Hope that helps and if you think we can improve the pipeline in any way please feel free to create an issue on the nf-core/rnaseq repo.

FlorianRNA commented 1 year ago

Hello @rob-p,

thank you very much for your quick and detailed answer!

Why are the salmon counts for this gene much lower when using alignment mode and mapping mode under nf-core?
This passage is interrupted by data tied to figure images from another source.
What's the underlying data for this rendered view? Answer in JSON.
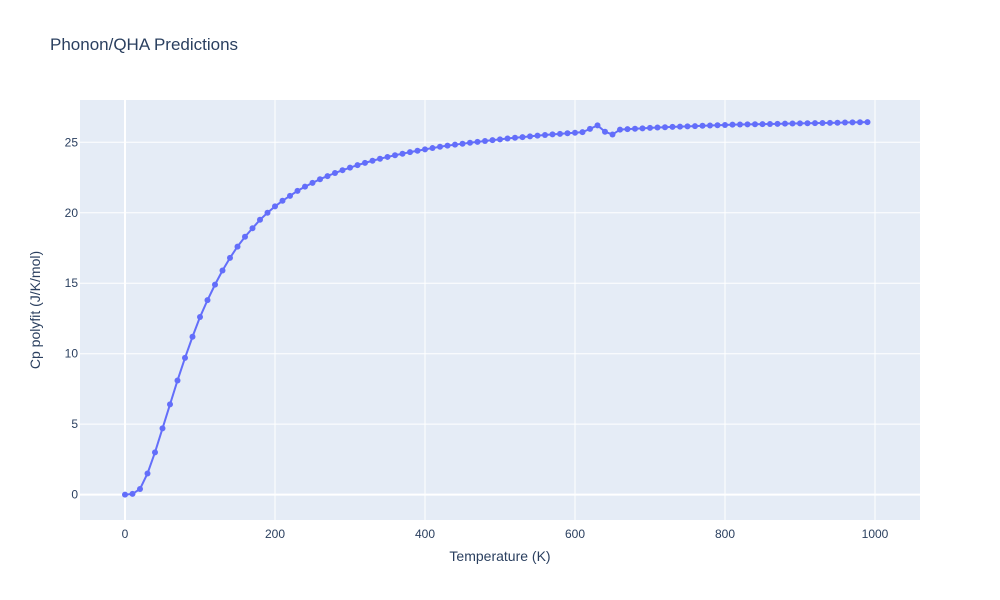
{
  "chart_data": {
    "type": "line",
    "title": "Phonon/QHA Predictions",
    "xlabel": "Temperature (K)",
    "ylabel": "Cp polyfit (J/K/mol)",
    "xlim": [
      -60,
      1060
    ],
    "ylim": [
      -1.8,
      28.0
    ],
    "x_ticks": [
      0,
      200,
      400,
      600,
      800,
      1000
    ],
    "y_ticks": [
      0,
      5,
      10,
      15,
      20,
      25
    ],
    "grid": true,
    "colors": {
      "line": "#636efa",
      "plot_bg": "#e5ecf6",
      "grid": "#ffffff",
      "text": "#2a3f5f"
    },
    "series": [
      {
        "mode": "lines+markers",
        "x": [
          0,
          10,
          20,
          30,
          40,
          50,
          60,
          70,
          80,
          90,
          100,
          110,
          120,
          130,
          140,
          150,
          160,
          170,
          180,
          190,
          200,
          210,
          220,
          230,
          240,
          250,
          260,
          270,
          280,
          290,
          300,
          310,
          320,
          330,
          340,
          350,
          360,
          370,
          380,
          390,
          400,
          410,
          420,
          430,
          440,
          450,
          460,
          470,
          480,
          490,
          500,
          510,
          520,
          530,
          540,
          550,
          560,
          570,
          580,
          590,
          600,
          610,
          620,
          630,
          640,
          650,
          660,
          670,
          680,
          690,
          700,
          710,
          720,
          730,
          740,
          750,
          760,
          770,
          780,
          790,
          800,
          810,
          820,
          830,
          840,
          850,
          860,
          870,
          880,
          890,
          900,
          910,
          920,
          930,
          940,
          950,
          960,
          970,
          980,
          990
        ],
        "y": [
          0.0,
          0.05,
          0.4,
          1.5,
          3.0,
          4.7,
          6.4,
          8.1,
          9.7,
          11.2,
          12.6,
          13.8,
          14.9,
          15.9,
          16.8,
          17.6,
          18.3,
          18.9,
          19.5,
          20.0,
          20.45,
          20.85,
          21.2,
          21.55,
          21.85,
          22.12,
          22.38,
          22.6,
          22.82,
          23.02,
          23.2,
          23.38,
          23.54,
          23.69,
          23.83,
          23.96,
          24.08,
          24.19,
          24.3,
          24.4,
          24.5,
          24.59,
          24.68,
          24.76,
          24.83,
          24.9,
          24.97,
          25.03,
          25.09,
          25.15,
          25.21,
          25.27,
          25.32,
          25.37,
          25.42,
          25.47,
          25.52,
          25.56,
          25.6,
          25.64,
          25.68,
          25.72,
          25.95,
          26.2,
          25.75,
          25.55,
          25.9,
          25.93,
          25.96,
          25.99,
          26.02,
          26.05,
          26.07,
          26.09,
          26.11,
          26.13,
          26.15,
          26.17,
          26.19,
          26.21,
          26.23,
          26.25,
          26.26,
          26.27,
          26.28,
          26.29,
          26.3,
          26.31,
          26.32,
          26.33,
          26.34,
          26.35,
          26.36,
          26.37,
          26.38,
          26.39,
          26.4,
          26.41,
          26.42,
          26.43
        ]
      }
    ]
  }
}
This theory makes perfect sense and would explain the low counts for the short genes perfectly. When I check the bam files, I see quite a few reads that are only partially in the region of the particular feature. I looked at the meta_info.json:

"num_bootstraps": 0,
"num_processed": 36672829,
"num_mapped": 27737862,
"num_decoy_fragments": 2690181,
"num_dovetail_fragments": 59605,
"num_fragments_filtered_vm": 2897142,
"num_alignments_below_threshold_for_mapped_fragments_vm": 4117684,
"percent_mapped": 75.63600288376989,

It looks like the decoy percentage is substantial. I'll run the pseudo-aligment in decoy mode and take a look at the unmapped reads to see if there are many that could be mapped to the chloroplast genome (I'll update this later).

Why am I seeing much higher values for this gene with FeatureCounts?

I have now run FeatureCounts several times with different overlaps (minOverlap =25, minOverlap =50, minOverlap =75min Overlap =100) and indeed the counts have decreased (again the psbI example: 8685 , 6011, 4237, 1805 accordingly). Again, this is a good argument for the hypothesis put forward.

Why does running Salmon outside nf-core lead to much higher values?

Hopefully, after I run Decoy mode, this problem is solved.

I also tried mapping mode with the --softclipOverhangs option. That increased the counts (psbI : 4696 counts); playing around with the --minScoreFraction flag in addition to the --softclipOverhangs flag also increased the numbers ( minScoreFraction= 0 ->psbI = 8496; minScoreFraction= 0.5 ->psbI = 5633; minScoreFraction= 0.7 ->psbI =3627 ).

So, in summary, your explanation seems to be completely correct. In the case that decoy mode resolves the difference between the pipeline and the run outside the pipeline, I would not give this to the nf-core people. But I will if there are still large discrepancies after the run.

I'm still not sure what the best parameters are for my analysis, but the --softclipOverhangs flag seems to be the best option for me now. So thanks again!

@drpatelh

Thank you very much for your quick reply as well. I was a bit inaccurate when I said I used the FeatureCounts from the pipeline. I actually wasn't able to use the resulting .txt files. Instead, I used the resulting bam file from the pipeline to perform a FeatureCounts analysis on R. I hope this information answers the question of how I can compare the two results? My genome and gtf file are from EnsemblPlants, so they should be fine. In the MultiQC file, the vast majority of reads align to protein coding regions according to FeatureCounts, so I hope my primary files are fine.

Thanks again for your help and time!

All the best Florian

drpatelh commented 1 year ago

Ah, my bad. I assumed you were running featureCounts via the pipeline. Thanks for clarifying.

Happy to incorporate changes into the pipeline in the future if they improve the default behaviour. For now, you can tweak the settings you provide the pipeline to incorporate the --softclipOverhangs parameter. You can put the snippet below in a file called custom.config and pass to the pipeline on the CLI with -c custom.config:

process {
    withName: '.*:QUANTIFY_SALMON:SALMON_QUANT' {
        ext.args = '--softclipOverhangs'
    }
}

Let me know if you have any problems with this.